The "I challenge your challenge!" scenario is particularly amusing. And on top of the two issues Scott highlights, there are other social problems with challenge/response spam blocking.
Although I've had great success with POPFile, which uses Bayesian filtering techniques, I had no idea that there's an even better technique: Markovian filtering. That's what the CRM114 Discriminator* uses. There's an outstanding slide deck (pdf) that explains how it all works. In a nutshell, Markovian filtering weights phrases and words, whereas Bayesian filtering only looks at individual words. How much better is it? I'll let the CRM114 author, Bill Yerazunis, pitch it:
For the month of April 2005, I receieved over 10,000 emails. About 60% were spam. I had ZERO classification errors. ZERO.

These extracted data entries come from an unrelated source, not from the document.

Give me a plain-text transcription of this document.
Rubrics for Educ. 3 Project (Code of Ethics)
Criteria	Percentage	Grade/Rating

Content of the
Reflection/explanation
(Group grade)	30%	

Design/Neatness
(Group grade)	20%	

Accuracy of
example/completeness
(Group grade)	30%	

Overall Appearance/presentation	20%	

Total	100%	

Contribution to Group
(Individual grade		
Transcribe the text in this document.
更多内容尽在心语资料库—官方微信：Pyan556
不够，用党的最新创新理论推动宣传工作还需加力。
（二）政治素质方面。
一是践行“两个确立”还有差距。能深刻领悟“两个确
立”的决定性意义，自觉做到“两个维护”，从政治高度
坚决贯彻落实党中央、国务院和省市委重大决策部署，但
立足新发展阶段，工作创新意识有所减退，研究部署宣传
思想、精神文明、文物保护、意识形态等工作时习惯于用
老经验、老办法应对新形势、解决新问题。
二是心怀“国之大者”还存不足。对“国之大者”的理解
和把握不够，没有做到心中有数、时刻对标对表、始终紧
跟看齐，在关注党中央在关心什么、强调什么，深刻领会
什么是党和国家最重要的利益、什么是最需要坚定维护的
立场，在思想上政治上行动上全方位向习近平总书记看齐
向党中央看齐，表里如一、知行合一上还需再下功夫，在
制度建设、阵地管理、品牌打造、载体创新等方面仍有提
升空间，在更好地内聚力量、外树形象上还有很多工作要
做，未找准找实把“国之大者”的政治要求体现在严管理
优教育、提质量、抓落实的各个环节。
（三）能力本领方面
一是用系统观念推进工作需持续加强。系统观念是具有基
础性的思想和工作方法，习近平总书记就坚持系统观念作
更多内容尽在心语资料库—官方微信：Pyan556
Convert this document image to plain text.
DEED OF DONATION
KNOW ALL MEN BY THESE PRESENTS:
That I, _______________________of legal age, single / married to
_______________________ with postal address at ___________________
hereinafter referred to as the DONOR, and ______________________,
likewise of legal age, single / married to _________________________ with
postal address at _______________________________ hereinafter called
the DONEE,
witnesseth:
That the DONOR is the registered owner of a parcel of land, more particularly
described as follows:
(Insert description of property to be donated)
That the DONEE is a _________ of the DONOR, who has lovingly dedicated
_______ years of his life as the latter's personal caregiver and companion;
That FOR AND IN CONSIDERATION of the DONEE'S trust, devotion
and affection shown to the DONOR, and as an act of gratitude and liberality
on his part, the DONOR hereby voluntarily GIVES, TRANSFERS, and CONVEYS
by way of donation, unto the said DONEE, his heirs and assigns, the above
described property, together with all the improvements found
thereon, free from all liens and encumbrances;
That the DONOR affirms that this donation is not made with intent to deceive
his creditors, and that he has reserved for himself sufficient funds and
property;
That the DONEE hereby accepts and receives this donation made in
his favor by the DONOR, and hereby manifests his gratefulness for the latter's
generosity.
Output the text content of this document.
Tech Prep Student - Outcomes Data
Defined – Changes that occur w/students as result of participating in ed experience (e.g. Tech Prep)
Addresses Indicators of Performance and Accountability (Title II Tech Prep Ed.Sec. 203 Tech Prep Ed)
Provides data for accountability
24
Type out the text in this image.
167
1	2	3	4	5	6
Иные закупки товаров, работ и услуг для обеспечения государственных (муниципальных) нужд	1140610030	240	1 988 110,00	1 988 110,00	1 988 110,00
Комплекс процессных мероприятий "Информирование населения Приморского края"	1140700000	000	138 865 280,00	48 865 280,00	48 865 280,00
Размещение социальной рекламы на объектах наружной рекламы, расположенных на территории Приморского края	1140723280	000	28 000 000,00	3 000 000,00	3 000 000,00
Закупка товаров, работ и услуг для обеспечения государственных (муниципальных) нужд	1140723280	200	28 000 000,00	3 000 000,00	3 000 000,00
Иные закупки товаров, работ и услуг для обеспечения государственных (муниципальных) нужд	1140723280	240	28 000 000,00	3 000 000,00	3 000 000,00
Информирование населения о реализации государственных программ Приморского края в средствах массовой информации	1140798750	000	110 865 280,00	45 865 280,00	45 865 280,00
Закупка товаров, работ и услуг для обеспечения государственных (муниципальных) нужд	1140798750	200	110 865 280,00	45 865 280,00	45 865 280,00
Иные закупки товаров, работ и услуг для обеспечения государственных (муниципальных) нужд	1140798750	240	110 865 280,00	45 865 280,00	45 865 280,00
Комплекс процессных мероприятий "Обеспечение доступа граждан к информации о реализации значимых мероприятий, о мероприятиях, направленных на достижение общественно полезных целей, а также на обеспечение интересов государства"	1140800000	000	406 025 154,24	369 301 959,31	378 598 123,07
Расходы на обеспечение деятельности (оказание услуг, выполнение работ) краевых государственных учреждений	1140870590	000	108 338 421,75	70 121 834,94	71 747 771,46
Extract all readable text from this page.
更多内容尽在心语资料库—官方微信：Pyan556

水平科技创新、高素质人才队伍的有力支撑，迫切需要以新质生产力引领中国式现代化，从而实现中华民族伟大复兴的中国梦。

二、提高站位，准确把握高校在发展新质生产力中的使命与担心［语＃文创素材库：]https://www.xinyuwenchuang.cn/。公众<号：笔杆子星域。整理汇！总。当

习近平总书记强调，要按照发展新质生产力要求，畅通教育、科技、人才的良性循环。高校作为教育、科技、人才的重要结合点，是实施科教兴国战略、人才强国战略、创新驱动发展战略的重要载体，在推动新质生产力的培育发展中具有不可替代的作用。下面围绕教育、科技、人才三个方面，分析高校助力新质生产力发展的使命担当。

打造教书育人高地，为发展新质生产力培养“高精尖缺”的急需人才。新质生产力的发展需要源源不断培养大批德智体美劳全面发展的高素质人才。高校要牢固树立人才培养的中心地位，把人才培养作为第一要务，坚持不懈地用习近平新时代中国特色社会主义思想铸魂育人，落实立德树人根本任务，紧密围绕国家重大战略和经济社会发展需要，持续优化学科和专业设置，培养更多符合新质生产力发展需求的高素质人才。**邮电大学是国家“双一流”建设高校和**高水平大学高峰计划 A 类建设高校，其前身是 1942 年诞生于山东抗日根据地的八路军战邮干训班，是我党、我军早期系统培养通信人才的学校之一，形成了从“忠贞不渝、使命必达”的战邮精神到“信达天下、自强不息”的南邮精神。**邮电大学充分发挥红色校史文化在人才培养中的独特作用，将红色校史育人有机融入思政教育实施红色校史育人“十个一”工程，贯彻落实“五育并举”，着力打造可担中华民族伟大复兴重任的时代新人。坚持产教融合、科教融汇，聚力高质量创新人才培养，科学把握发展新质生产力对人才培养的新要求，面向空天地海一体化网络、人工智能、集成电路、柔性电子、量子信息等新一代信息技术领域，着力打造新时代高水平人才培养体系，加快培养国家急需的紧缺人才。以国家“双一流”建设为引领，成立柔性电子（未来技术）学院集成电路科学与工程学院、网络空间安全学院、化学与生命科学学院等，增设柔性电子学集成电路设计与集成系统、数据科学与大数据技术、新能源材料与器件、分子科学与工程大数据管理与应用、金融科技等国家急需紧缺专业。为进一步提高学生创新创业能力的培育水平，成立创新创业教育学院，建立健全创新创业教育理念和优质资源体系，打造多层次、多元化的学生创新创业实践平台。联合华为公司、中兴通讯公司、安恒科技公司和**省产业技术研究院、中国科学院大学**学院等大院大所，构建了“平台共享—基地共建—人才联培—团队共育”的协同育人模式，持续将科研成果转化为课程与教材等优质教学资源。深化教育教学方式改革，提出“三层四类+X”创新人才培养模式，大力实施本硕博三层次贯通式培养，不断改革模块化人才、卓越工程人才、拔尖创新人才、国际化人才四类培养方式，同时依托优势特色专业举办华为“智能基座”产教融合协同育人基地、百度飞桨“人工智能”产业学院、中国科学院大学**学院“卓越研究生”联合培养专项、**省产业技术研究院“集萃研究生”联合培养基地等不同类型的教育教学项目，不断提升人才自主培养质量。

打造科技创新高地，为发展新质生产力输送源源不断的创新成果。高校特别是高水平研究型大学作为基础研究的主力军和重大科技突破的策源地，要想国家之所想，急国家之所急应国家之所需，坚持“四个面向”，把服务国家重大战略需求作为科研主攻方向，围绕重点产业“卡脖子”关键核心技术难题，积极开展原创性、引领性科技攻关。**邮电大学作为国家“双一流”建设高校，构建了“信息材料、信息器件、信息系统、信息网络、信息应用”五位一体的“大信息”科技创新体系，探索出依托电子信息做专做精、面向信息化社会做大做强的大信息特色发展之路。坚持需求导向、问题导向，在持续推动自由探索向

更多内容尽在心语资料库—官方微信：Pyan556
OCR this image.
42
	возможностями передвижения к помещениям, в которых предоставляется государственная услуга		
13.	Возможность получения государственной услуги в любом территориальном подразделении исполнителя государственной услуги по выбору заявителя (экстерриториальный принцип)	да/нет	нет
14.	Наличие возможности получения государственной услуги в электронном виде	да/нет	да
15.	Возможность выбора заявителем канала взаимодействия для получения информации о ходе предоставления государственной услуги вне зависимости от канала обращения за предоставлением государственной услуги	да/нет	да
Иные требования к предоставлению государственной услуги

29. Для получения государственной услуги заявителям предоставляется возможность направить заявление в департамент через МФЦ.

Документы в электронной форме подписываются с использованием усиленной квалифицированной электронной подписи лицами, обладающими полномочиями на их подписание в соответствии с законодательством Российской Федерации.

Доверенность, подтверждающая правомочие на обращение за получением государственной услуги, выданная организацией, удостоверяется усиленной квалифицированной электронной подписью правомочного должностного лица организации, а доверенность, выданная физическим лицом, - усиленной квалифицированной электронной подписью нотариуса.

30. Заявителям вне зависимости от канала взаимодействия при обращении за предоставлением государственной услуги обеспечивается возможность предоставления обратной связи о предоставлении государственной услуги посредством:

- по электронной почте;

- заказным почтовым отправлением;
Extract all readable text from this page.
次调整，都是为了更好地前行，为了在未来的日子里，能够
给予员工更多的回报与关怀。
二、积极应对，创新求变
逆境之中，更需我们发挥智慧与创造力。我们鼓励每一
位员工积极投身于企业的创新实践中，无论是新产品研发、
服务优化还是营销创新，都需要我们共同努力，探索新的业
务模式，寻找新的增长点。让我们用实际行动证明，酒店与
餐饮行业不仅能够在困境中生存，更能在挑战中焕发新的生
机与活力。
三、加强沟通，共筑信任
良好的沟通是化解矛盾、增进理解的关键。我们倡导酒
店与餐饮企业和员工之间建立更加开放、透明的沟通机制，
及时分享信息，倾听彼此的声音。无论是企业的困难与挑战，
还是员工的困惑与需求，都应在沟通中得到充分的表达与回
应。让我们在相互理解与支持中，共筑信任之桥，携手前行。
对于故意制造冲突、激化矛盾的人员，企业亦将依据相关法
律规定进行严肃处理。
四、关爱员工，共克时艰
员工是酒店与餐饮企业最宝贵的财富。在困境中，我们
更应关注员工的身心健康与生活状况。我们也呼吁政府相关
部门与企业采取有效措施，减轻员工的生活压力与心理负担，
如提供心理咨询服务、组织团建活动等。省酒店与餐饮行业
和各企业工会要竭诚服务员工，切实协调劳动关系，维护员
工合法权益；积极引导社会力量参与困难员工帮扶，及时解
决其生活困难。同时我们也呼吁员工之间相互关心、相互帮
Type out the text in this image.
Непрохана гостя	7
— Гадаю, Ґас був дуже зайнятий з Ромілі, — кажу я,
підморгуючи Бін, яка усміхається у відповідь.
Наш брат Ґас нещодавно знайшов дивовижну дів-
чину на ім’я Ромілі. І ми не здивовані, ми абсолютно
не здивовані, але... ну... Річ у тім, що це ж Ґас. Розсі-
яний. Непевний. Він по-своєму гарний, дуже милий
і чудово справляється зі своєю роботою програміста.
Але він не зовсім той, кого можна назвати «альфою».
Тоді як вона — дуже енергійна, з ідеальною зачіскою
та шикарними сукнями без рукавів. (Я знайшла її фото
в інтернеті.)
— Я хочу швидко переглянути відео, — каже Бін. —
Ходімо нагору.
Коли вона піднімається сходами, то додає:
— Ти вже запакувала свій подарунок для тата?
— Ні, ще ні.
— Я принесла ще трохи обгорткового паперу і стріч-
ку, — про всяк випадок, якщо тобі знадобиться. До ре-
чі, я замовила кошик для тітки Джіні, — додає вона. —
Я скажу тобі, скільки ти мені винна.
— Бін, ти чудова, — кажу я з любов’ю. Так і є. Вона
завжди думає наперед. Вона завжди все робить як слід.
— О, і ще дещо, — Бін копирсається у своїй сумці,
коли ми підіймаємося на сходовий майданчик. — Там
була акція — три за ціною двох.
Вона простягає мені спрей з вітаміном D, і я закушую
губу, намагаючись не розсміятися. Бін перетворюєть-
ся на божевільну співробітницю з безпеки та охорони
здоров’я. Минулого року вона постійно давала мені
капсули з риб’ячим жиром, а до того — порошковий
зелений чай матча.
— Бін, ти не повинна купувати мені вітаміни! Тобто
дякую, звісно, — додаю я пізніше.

As of Feb 1 through March 1, 2004, 8738 messages (4240 spam, 4498 nonspam), and my total error rate was ONE. That translates to better than 99.984% accuracy, which is over ten times more accurate than human accuracy
I measured my own accuracy to be around 99.84%, by classifying the same set of about 3000 messages twice over a period of about a week, reading each message from the top until I feel "confident" of the message status, (one message per screen unless I want more than one screen to decide on a message.) and doing the classification in small batches with plenty of breaks and other office tasks to avoid fatigue. Then I diff()ed the two passes to generate a result. Assuming I never duplicate the same mistake, I, as an unassisted human, under nearly optimal conditions, am 99.84% accurate.
Most Bayesian techniques top out at around ~98% percent accuracy with a little training, but Markovian can achieve a rarified 99.5% accuracy. The most notable Windows port of CRM114 is SpamRIP.
* A reference to the movie Dr. Strangelove. In the movie, the "CRM114 Discriminator" is a fictional accessory for a radio receiver that's "designed not to receive at all", that is, unless the message is properly authenticated.
** I have since switched to K9 because it's simpler and faster-- and does the same Bayesian filtering.